Langgam.id - Utusan tiga komunitas adat di Pulau Sipora memenuhi uma Saurenue beberapa waktu lalu, untuk bertemu dengan utusan Kantor Staf Presiden (KSP). Pertemuan tersebut merupakan agenda mendadak untuk menyampaikan penolakan masyarakat atas izin PT SPS seluas 20.706 ha di Hutan Sipora.
Tiga komunitas adat yaitu Uma Saureinu dari Desa Saureinu yang memiliki luas wilayah adat 7.846 ha. Lalu Uma Usut Ngaik dan Uma Rokot dari Desa Matobek, masing-masing memiliki luas wilayah adat luas 1.016 ha dan 941 ha.
"Awalnya kami diundang untuk pertemuan di dinas tapi waktunya sudah mepet baru dikabarkan. Ternyata KSP ini ada agenda kunjungan ke desa, saat itu kami langsung agendakan pertemuan di uma," ujar anggota Uma Saurenue Nulker Sababalat, tempo hari.
Dalam pertemuan itu, KSP menjaring aspirasi dari masyarakat terkait penolakan izin PT SPS. Utusan pemerintah pusat itu juga menerima langsung surat penolakan yang telah ditandatangani oleh lembaga adat serta masyarakat yang memiliki lahan.
Pemerintah, kata Nulker juga harus menghormati hutan adat Mentawai baik yang telah memiliki sertifikat oleh kementerian atau belum. Sebab, tidak ada tanah yang tidak bertuan di hutan Mentawai.
"Dari leluhur dulu sampai sekarang kehidupan orang Mentawai tidak bisa dipisahkan dari hutan. Jadi biarkan kami yang mengelola hutan kami," katanya.
Di samping itu, Nulker menyebutkan jika hutan dikuasai oleh perusahaan akan menimbulkan kerusakan yang bisa menyebabkan bencana. Seperti banjir yang melanda sejumlah desa pada Juni lalu yang berujung dengan penetapan masa tanggap darurat selama 14 hari oleh pemerintah daerah.
Dalam pertemuan tersebut KSP berjanji akan memastikan tidak ada hutan adat yang telah bersertifikat masuk area konsesi PT SPS. KSP juga akan mengagendakan rapat lintas kementerian untuk mengevaluasi PBPH PT SPS.

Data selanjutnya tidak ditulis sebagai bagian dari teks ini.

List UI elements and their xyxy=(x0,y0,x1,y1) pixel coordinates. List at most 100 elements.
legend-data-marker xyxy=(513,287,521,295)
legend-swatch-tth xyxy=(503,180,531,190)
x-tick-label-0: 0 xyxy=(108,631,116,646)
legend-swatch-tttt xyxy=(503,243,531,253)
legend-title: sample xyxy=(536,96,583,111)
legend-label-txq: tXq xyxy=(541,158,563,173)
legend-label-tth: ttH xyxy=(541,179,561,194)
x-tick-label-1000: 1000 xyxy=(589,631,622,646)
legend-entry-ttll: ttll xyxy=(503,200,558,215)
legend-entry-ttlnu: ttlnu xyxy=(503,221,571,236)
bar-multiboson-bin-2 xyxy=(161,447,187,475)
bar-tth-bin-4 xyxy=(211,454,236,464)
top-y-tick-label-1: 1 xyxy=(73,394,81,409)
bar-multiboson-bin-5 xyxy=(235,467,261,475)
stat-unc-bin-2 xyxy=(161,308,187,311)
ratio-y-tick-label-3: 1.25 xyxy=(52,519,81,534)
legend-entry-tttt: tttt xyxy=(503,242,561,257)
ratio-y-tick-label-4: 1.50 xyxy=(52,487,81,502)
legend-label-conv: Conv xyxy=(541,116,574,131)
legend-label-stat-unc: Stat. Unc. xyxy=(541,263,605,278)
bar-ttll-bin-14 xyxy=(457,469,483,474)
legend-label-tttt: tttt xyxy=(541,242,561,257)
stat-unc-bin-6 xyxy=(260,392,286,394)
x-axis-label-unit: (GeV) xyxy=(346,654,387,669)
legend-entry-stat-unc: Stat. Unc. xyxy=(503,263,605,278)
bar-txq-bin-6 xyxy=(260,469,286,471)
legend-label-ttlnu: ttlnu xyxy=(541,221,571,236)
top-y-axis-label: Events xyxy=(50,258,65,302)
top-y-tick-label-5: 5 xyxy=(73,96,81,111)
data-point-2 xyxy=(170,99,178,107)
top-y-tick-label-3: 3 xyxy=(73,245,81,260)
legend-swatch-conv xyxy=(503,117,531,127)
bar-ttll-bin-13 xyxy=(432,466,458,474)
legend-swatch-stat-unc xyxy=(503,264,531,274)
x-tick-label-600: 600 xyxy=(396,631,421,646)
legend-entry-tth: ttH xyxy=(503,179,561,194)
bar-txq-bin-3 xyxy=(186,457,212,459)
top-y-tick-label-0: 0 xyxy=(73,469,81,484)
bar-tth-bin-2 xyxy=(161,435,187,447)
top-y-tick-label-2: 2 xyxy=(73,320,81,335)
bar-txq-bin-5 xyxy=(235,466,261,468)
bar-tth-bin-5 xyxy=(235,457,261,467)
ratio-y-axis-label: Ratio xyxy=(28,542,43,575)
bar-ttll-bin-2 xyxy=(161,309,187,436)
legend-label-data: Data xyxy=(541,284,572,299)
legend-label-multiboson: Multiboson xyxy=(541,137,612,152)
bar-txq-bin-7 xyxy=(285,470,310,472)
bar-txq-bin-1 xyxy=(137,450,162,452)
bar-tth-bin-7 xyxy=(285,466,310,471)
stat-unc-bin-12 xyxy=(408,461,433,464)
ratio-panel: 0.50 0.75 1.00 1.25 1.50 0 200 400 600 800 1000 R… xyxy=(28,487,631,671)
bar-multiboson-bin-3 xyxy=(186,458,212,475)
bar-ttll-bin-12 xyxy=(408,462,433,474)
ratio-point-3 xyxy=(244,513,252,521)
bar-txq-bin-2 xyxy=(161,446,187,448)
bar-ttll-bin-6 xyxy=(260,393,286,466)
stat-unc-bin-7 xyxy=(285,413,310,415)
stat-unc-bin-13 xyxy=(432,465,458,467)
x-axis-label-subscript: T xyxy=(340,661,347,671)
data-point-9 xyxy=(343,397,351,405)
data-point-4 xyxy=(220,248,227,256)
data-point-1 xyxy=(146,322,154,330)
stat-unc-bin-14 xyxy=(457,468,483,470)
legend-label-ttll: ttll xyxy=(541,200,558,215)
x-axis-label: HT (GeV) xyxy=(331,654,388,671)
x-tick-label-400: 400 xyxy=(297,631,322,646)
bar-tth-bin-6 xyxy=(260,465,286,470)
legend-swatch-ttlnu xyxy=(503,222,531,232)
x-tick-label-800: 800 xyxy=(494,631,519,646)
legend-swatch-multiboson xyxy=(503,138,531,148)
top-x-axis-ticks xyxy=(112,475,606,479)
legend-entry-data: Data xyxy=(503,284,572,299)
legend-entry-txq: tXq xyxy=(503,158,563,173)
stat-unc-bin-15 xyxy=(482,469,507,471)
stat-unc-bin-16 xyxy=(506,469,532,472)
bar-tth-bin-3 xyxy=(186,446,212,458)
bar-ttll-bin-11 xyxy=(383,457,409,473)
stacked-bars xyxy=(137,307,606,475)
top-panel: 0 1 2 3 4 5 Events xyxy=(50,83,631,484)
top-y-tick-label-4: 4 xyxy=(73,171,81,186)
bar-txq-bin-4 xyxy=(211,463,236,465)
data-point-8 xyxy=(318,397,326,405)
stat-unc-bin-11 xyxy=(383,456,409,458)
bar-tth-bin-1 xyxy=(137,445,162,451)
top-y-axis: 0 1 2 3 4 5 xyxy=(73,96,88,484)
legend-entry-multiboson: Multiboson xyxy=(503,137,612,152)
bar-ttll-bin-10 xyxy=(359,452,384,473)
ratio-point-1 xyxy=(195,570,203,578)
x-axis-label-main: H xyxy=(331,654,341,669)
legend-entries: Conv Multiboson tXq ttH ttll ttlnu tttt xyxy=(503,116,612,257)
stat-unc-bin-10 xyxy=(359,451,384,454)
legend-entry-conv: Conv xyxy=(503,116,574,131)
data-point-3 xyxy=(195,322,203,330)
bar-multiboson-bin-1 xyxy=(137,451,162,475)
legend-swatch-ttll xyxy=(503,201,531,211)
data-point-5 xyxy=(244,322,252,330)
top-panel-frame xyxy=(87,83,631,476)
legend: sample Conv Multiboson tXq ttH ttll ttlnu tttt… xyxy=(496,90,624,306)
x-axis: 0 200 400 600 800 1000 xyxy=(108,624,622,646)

Selain dengan masyarakat, KSP juga bertemu dengan Bupati Kepulauan Mentawai Rinto Wardana. Kepada Langgam.id, Rinto menyatakan penolakannya terkait izin PT SPS saat bertemu dengan KSP.
Ia juga menyayangkan tidak adanya kewenangan dari pemerintah daerah dalam proses izin PT SPS ini. "Akibatnya sekarang di tengah masyarakat muncul pro kontra, sedangkan kita pemerintah daerah yang harus menghadapinya. Semetara kita tidak ada kewenangan, semuanya terpusat di pusat," ujarnya.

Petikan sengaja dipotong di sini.